Here are a few suggestions to help you cope:
• Acknowledge your grief and give yourself permission to express it.
• Don’t be afraid to reach out to others who can lend a sympathetic ear.
• Write about your feelings
• Prepare a memorial for your pet
If you have other pets in the home, prepare for them to grieve in some way as well. Pets may whimper, refuse to eat or drink, and suffer lethargy especially if they had a close bond with the deceased pet. Even if they were not the best of friends, the change in circumstances and your emotional state may distress them. Give surviving pets plenty of TLC and try to maintain a normal routine.
Information taken from www.americanhumane.org
The Rainbow Bridge
Just this side of heaven is a place called Rainbow Bridge. When an animal dies that has been especially close to someone here, that pet goes to Rainbow Bridge.
There are meadows and hills for all of our special friends so they can run and play together. There is plenty of food, water and sunshine, and our friends are warm and comfortable. All the animals who had been ill and old are restored to health
and vigour; those who were hurt or maimed are made whole and strong again, just as we remember them in our dreams of days and times gone by.

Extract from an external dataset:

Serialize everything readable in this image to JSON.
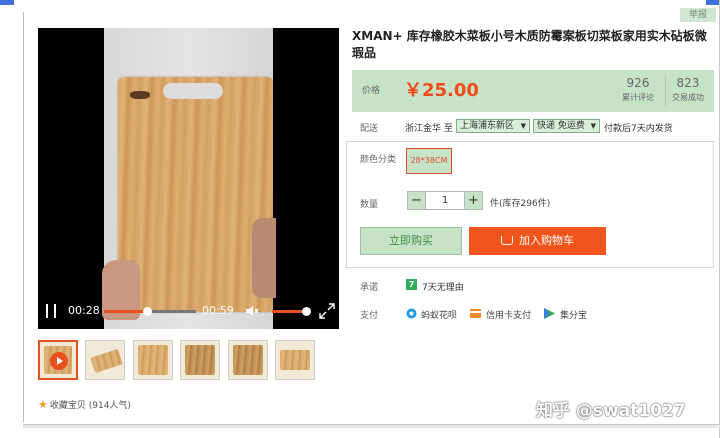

The animals are happy and content, except for one small thing; they each miss someone very special to them, who had to be left behind.
They all run and play together, but the day comes when one suddenly stops and looks into the distance. His bright eyes are intent; His eager body quivers.
Suddenly he begins to run from the group, flying over the green grass, his legs carrying him faster and faster. You have been spotted, and when you and your special friend finally meet, you cling together in joyous reunion, never to be parted again.
The happy kisses rain upon your face; your hands again caress the beloved head, and you look once more into the trusting eyes of your pet, so long gone from your life but never absent from your heart.